Mahinda Rajapaksa was first elected President on 17 November 2005, where he gained a narrow majority of 190,000 votes. Once he came into office, Rajapaksa willingly aligned with the most fervent Sinhala nationalist voices and gained the support of the majority of the Sinhala community. He was able to satiate concerns by the international community by maintaining the pretence that he supported peace.
Rajapaksa would manage this by setting strict timeframes for the LTTE to "renounce separatism, demilitarize, enter into the democratic process and discussion of a final solution and implementation of such a solution”.
All of this was premised on a fundamental rejection of the Tamil desire for self-determination and an insistence on a “unitary” state. Such a project would undeniably be accompanied by attempts to dilute Tamil claims to a traditional homeland through means of colonisation, ethnic cleansing and the redrawing of boundaries.
As Jan Jananayagam wrote in 2007;
“almost every decade since the 1950’s has seen such state-aided colonization projects being implemented, supported by official and paramilitary violence against the Tamils […] But it is the first time it is being done with the international community in close attendance”.
Today such demographic engineering is managed through the overt seizure of land and undermining of Tamil fishing rights as well as covertly through the imposition of Buddhist shrines, heritage sites and archaeological ‘discoveries’.
Read more from Pearl: Sinhalization of Pulmoaddai
It is not only that Tamil land is being stolen and occupied but that the remaining land is heavily militarised. In Mullaitivu, there are an estimated two soldiers for every civilian. Rajapaksa has said he will leave “no room for extremism to surface again” and he means to enforce this through a brutal military occupation.
Rajapaksa's legacy
Rajapaksa’s legacy will forever be stained by the blood of those killed in Mullivaikkal. Whilst an exact figure on the number of deaths during the final months is not possible, the UN has estimated 70,000 whereas local census records indicate at least 146,679.
The final stages of the war were met with a litany of human rights violations.
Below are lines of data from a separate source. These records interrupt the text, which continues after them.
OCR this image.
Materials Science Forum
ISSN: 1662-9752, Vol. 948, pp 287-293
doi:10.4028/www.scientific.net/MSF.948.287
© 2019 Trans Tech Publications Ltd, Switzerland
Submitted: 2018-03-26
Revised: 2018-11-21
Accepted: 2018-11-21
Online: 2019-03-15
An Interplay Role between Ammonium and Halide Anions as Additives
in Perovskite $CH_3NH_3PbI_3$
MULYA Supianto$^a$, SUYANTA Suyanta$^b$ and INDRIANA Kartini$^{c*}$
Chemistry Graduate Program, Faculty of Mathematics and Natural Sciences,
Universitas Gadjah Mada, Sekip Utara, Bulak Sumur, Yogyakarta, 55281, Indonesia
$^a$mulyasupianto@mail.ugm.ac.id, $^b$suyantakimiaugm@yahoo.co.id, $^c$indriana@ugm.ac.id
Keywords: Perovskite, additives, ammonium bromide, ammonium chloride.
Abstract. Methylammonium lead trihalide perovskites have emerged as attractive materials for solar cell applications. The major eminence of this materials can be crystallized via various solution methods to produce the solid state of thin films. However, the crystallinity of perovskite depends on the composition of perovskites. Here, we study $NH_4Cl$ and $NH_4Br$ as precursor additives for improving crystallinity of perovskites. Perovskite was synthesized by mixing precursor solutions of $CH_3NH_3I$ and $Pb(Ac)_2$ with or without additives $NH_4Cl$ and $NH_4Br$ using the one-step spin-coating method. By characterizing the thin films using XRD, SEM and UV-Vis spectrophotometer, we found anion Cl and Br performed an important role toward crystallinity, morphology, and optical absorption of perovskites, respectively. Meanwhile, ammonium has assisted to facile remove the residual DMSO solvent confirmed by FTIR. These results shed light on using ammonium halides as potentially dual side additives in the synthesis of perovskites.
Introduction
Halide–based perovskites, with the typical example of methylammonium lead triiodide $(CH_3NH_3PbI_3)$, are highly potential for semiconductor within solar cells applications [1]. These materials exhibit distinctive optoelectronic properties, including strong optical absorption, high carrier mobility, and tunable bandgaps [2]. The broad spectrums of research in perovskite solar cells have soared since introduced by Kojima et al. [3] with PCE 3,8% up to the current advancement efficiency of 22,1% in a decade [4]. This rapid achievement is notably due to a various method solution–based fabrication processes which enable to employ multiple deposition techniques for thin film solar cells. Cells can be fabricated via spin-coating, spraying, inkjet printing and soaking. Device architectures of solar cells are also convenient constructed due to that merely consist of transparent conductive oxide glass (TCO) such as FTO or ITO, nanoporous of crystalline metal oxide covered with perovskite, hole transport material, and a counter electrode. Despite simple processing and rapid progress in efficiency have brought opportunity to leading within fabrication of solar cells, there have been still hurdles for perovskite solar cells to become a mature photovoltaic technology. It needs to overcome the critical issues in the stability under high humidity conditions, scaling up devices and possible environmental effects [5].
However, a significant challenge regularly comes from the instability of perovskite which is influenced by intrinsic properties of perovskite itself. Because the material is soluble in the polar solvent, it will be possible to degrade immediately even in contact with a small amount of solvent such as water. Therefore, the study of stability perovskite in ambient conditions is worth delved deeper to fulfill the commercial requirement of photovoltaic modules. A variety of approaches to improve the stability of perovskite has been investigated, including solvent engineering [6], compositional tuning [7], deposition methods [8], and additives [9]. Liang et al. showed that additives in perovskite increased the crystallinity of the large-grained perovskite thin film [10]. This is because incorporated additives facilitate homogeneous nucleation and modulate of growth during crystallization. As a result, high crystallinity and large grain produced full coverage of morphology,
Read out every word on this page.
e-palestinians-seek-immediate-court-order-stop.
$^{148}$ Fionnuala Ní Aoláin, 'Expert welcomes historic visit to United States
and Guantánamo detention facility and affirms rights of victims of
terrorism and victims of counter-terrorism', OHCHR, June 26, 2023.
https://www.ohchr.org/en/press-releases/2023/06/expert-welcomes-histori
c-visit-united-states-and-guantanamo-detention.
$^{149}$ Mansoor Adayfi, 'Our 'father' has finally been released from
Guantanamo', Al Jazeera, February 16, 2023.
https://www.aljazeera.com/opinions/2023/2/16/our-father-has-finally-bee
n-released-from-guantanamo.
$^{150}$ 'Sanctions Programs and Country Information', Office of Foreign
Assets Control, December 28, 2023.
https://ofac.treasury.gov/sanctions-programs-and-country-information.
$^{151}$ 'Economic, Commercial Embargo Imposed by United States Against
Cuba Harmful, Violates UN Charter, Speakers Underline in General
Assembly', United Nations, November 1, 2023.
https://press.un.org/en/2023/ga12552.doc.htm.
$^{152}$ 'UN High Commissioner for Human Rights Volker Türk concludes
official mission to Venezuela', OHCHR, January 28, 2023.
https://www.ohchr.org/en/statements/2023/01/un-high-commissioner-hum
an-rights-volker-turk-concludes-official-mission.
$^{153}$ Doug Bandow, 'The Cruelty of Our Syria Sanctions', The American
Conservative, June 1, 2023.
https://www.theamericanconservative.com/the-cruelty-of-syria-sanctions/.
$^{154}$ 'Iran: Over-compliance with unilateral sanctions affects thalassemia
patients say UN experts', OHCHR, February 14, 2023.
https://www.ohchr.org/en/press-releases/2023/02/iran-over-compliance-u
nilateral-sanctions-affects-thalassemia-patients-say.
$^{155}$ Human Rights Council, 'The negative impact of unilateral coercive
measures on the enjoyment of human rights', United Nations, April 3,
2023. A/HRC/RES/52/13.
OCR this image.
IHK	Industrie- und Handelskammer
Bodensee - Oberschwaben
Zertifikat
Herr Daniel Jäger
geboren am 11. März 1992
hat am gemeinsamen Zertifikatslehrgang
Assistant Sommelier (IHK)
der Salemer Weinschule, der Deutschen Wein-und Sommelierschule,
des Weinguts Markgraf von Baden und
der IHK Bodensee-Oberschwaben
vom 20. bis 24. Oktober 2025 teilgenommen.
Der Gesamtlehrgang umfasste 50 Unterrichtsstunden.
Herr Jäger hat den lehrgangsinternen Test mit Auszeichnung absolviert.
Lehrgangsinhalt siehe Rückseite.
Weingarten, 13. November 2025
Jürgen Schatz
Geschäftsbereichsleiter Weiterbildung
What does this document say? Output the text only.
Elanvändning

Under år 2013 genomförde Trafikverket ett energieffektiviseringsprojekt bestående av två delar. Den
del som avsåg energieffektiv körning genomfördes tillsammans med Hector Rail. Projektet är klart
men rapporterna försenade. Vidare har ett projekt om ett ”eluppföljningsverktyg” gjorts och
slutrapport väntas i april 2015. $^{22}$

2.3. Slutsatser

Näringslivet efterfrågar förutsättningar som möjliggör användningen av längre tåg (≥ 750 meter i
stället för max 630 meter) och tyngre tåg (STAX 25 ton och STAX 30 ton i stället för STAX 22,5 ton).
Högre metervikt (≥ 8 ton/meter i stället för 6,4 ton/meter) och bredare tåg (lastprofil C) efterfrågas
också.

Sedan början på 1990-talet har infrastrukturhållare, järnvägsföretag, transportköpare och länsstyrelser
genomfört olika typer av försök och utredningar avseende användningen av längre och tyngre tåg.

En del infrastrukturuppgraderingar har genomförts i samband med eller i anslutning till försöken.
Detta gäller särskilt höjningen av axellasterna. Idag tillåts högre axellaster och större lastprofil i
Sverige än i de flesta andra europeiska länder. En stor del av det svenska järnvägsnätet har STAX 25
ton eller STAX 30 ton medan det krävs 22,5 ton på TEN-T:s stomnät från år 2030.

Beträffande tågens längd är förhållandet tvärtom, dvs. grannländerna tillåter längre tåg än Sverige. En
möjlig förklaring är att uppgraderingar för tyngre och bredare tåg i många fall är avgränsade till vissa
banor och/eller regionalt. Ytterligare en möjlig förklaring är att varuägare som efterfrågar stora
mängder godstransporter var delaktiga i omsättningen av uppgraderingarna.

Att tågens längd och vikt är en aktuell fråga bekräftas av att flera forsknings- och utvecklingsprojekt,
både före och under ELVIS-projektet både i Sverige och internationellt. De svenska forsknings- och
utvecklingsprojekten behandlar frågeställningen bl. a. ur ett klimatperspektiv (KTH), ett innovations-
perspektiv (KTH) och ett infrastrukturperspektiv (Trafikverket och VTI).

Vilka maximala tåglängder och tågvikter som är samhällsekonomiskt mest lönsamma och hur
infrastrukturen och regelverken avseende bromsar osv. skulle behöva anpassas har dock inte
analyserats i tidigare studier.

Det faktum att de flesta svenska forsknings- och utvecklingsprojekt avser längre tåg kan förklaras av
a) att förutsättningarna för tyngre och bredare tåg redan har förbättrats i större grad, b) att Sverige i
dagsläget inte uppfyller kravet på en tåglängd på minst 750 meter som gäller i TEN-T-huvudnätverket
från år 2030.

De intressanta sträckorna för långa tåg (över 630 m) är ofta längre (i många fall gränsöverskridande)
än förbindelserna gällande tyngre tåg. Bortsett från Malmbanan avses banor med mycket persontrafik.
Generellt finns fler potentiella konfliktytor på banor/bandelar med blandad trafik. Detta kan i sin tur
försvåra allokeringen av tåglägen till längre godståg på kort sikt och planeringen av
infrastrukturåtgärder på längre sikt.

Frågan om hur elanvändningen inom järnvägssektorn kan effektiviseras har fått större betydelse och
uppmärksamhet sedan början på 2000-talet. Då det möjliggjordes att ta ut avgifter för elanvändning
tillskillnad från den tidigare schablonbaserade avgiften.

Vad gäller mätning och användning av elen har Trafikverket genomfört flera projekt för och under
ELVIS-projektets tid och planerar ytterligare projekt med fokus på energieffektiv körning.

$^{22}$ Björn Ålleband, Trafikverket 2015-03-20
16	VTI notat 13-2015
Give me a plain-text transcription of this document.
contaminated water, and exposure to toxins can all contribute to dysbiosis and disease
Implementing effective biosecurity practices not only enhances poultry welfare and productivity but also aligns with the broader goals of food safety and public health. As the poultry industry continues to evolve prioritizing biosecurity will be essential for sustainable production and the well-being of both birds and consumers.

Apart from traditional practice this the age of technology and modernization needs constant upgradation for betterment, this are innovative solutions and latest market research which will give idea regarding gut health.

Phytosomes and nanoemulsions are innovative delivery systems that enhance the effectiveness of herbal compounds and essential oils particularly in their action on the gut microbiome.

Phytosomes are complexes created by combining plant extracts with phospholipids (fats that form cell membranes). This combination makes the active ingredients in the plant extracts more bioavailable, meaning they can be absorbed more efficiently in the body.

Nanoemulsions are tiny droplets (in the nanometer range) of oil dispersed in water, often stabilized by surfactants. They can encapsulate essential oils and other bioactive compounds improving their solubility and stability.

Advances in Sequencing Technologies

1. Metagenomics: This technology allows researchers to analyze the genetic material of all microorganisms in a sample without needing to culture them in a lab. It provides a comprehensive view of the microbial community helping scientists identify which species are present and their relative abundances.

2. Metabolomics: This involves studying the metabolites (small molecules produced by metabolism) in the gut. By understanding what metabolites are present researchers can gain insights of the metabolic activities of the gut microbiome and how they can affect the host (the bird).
The shelling of hospitals; the execution of the surrendered; and rampant torture and sexual violence. The perpetrators of such crimes have not been held to account; instead, notorious figures such as Shavendra Silva command the army.
It is important to recognise that this is not solely the feat of one individual, but of successive governments. The massacres that took place during the final stages of the war demanded the collaboration of all main political parties and the country’s press so as to ensure that such crimes were never brought to justice.
During those final stages, despite overwhelming UN evidence of these atrocities the UNP and JVP rallied to support Rajapaksa’s regime and represented a united front against accountability for state war crimes - a united front of Sinhala Buddhist nationalism.
Fifty years on and Sri Lankan politics has continued down a path of Sinhala nationalism.
Thousands have disappeared; war criminals command the government, and Rajapaksa stands again at the helm of it all with his brother.